As Wallis’s physical pain increases, so does her fantasy life. At first beguilingly vacuous, it becomes malevolent. A brief respite against encroaching darkness, the Bahamian party spirals down to Edward’s irreversible cancer and the ultimate selling of her irresistible, treacherous jewels, the auctioning off of her royal English fairy tale. He dies, leaving her to understand that she is stuck in the murderous twentieth century and love has come too late.
Once again, Griffiths hitches the tough political business of the world—Hitler’s dreadful force—to a magical mystery tour that is driven by her theatre gods and rooted in a female wilderness. The playwright has characterized Wallis as her Hedda Gabler, both women trapped in a world too small for them, disastrously thwarted in their ambitious, narcissistic all-consuming drive to create themselves. What one might call the exaggerated expressionism of The Duchess can be seen as an appropriate depiction of a woman who has not fully incorporated the wilderness within. What Griffiths explores in both these plays is the combustible mix of male and female as public persona, of love and politics played out in the civic arena, the bedroom, the palace, and the Parliament.

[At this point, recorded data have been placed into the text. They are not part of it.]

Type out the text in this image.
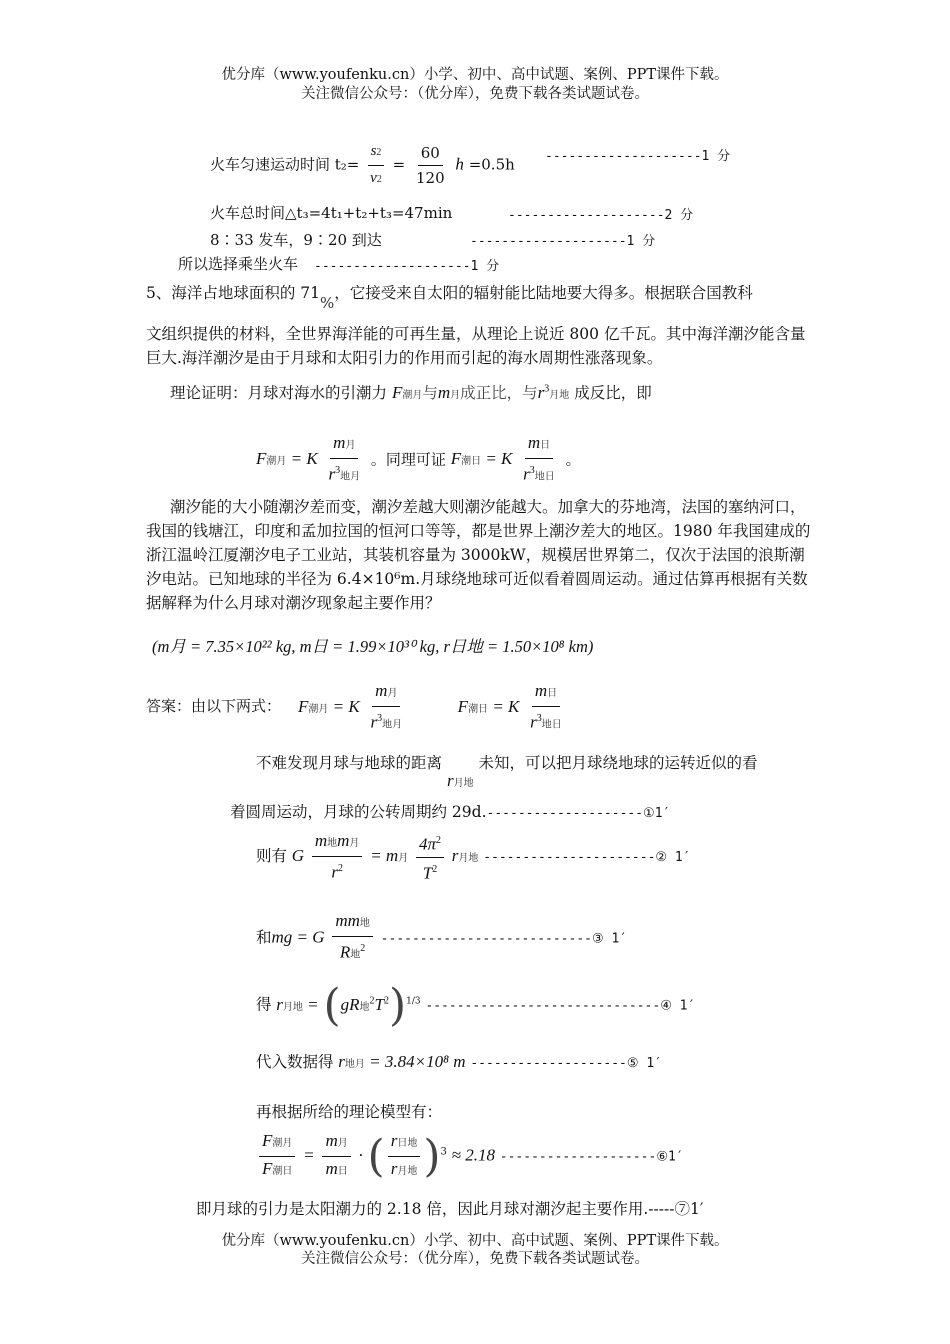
优分库（www.youfenku.cn）小学、初中、高中试题、案例、PPT课件下载。
关注微信公众号：（优分库），免费下载各类试题试卷。
火车匀速运动时间 $t_2= \frac{s2}{v2} = \frac{60}{120}$ h =0.5h --------------------1 分
火车总时间△t₃=4t₁+t₂+t₃=47min	--------------------2 分
8∶33 发车，9∶20 到达	--------------------1 分
所以选择乘坐火车 --------------------1 分
5、海洋占地球面积的 71%，它接受来自太阳的辐射能比陆地要大得多。根据联合国教科
文组织提供的材料，全世界海洋能的可再生量，从理论上说近 800 亿千瓦。其中海洋潮汐能含量巨大.海洋潮汐是由于月球和太阳引力的作用而引起的海水周期性涨落现象。
理论证明：月球对海水的引潮力 F潮月与m月成正比，与$r^3$月地 成反比，即
F潮月 = K $\frac{\text{m月}}{r^3地月}$ 。同理可证 F潮日 = K $\frac{\text{m日}}{r^3地日}$ 。
潮汐能的大小随潮汐差而变，潮汐差越大则潮汐能越大。加拿大的芬地湾，法国的塞纳河口，我国的钱塘江，印度和孟加拉国的恒河口等等，都是世界上潮汐差大的地区。1980 年我国建成的浙江温岭江厦潮汐电子工业站，其装机容量为 3000kW，规模居世界第二，仅次于法国的浪斯潮汐电站。已知地球的半径为 6.4×10⁶m.月球绕地球可近似看着圆周运动。通过估算再根据有关数据解释为什么月球对潮汐现象起主要作用？
(m月 = 7.35×10²² kg, m日 = 1.99×10³⁰ kg, r日地 = 1.50×10⁸ km)
答案：由以下两式： F潮月 = K $\frac{\text{m月}}{r^3地月}$	F潮日 = K $\frac{\text{m日}}{r^3地日}$
不难发现月球与地球的距离 r月地 未知，可以把月球绕地球的运转近似的看
着圆周运动，月球的公转周期约 29d.--------------------①1′
则有 G $\frac{\text{m地m月}}{r^2} = m$月 $\frac{4\pi^2}{T^2}$ r月地 ----------------------② 1′
和mg = G $\frac{\text{mm地}}{R地^2}$ ---------------------------③ 1′
得 r月地 = (gR地$^2T^2)^{1/3}$ ------------------------------④ 1′
代入数据得 r地月 = 3.84×10⁸ m --------------------⑤ 1′
再根据所给的理论模型有：
$\frac{\text{F潮月}}{\text{F潮日}} = \frac{\text{m月}}{\text{m日}}$ · ( $\frac{\text{r日地}}{\text{r月地}} )^3 \approx 2.18$ --------------------⑥1′
即月球的引力是太阳潮力的 2.18 倍，因此月球对潮汐起主要作用.-----⑦1′
优分库（www.youfenku.cn）小学、初中、高中试题、案例、PPT课件下载。
关注微信公众号：（优分库），免费下载各类试题试卷。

Consistently, Griffiths dramatizes the powerful mythic pulse driving her people while celebrating the human spirit—both wild and weak, fearless and flawed—that animates the myth. In doing so, she elevates Canadian drama to an imaginative level also occupied by such playwrights as George Ryga, Sharon Pollock, Judith Thompson, and Daniel MacIvor. Playwrights who understand, in the current artistic climate of stereotyping and small vision, theatre’s particular potential to outstrip the one-dimensionality of docudrama, sitcoms, and television’s relentless reality shows. These playwrights use the unique resources of theatre to dramatize the psychology, history, and mythology embedded in the human stories it can most vividly tell. In her work for the theatre, Linda Griffiths examines, fearlessly, the individual detail of particular story while courageously and creatively imagining the larger picture.
—Patricia Keeney
Patricia Keeney is a poet, novelist, arts critic, and professor of English and Creative Writing at York University.